Por estes dias, qualquer um que abra as redes sociais vai se deparar com postagens afirmando que a humanidade será melhor depois da covid-19. Eu havia pensado em escrever algo sobre essa questão, mas como tenho visão negativa quanto à melhora dos humanos, decidi não abordar o assunto. Estava isso definido. Contudo, ontem, um amigo entrou em contato comigo, sugerindo que eu escrevesse precisamente sobre possíveis desdobramentos depois de a epidemia passar. O amigo me fez mudar de ideia; decidi escrever sobre o tema, não como quem profetiza, mas como quem tem olhos voltados para o redor e curiosidade voltada para o passado.
Estou relendo A Montanha Mágica, do Thomas Mann. Na obra, Hans Castorp visita o primo Joachim Ziemssen, que está num sanatório, tentando ser curado de tuberculose. O plano de Castorp era ficar alguns dias. Na edição que tenho, a história termina na página 827. No começo, o narrador, de modo detalhado, vai contando como é a rotina no sanatório. A última frase da página 99 é uma fala de Ziemssen, que indaga o primo (a tradução é de Herbert Caro):
“— Como quer formar uma opinião logo no primeiro dia?”.
Na primeira frase da página 100, Castorp comenta:
“— Meus Deus! É ainda o primeiro dia? Já me parece que estou aqui há muito, muito tempo...”.
Um dia, pormenorizado em cem páginas, dá clara ideia de como era a vida no sanatório que Hans Castorp fora visitar.

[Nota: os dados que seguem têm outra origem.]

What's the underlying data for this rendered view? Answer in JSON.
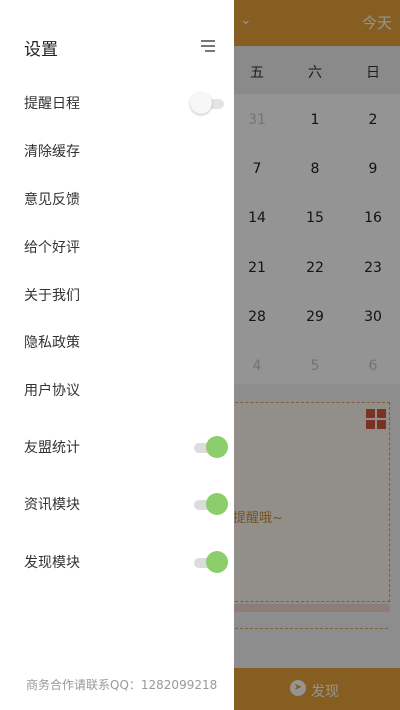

No livro Jane Eyre, da Charlotte Brontë, a personagem principal, que dá título à obra, vai embarcar numa carruagem. Antes de partir, ela perguntara para o condutor se o destino dela ficava longe do lugar em que estavam no momento do embarque. O condutor respondeu (tradução de Anna Duarte e Carlos Duarte):
“— Pouco menos de dez quilômetros”.
Jane Eyre diz a seguir:
“— Em quanto tempo chegaremos lá?”.
A resposta do condutor:
“— Em uma hora e meia”.
Acima, os dois trechos dos livros ilustram que houve uma época em que a humanidade lidava com o tempo tendo uma subjetividade diferente da nossa. Havia menos correria, dentre outros fatores, porque havia menos tecnologia. Com a popularização dos dispositivos eletrônicos e da internete, além da mudança nos meios de locomoção, houve quem dissesse, em meados da década de 90 do século XX, que a tecnologia e todo o seu aparato fariam com que passaríamos a ter mais tempo livre, mais tempo para nos dedicarmos a projetos pessoais.
Décadas depois, sabemos que não é nada disso. O entusiasmo inicial logo seria extinto. A realidade tornar-se-ia bem diversa daquela ingenuidade de meados da década de 90. Não é pequeno o número de pessoas que levam o trabalho para casa, dentro do bolso ou da bolsa, embutido num celular.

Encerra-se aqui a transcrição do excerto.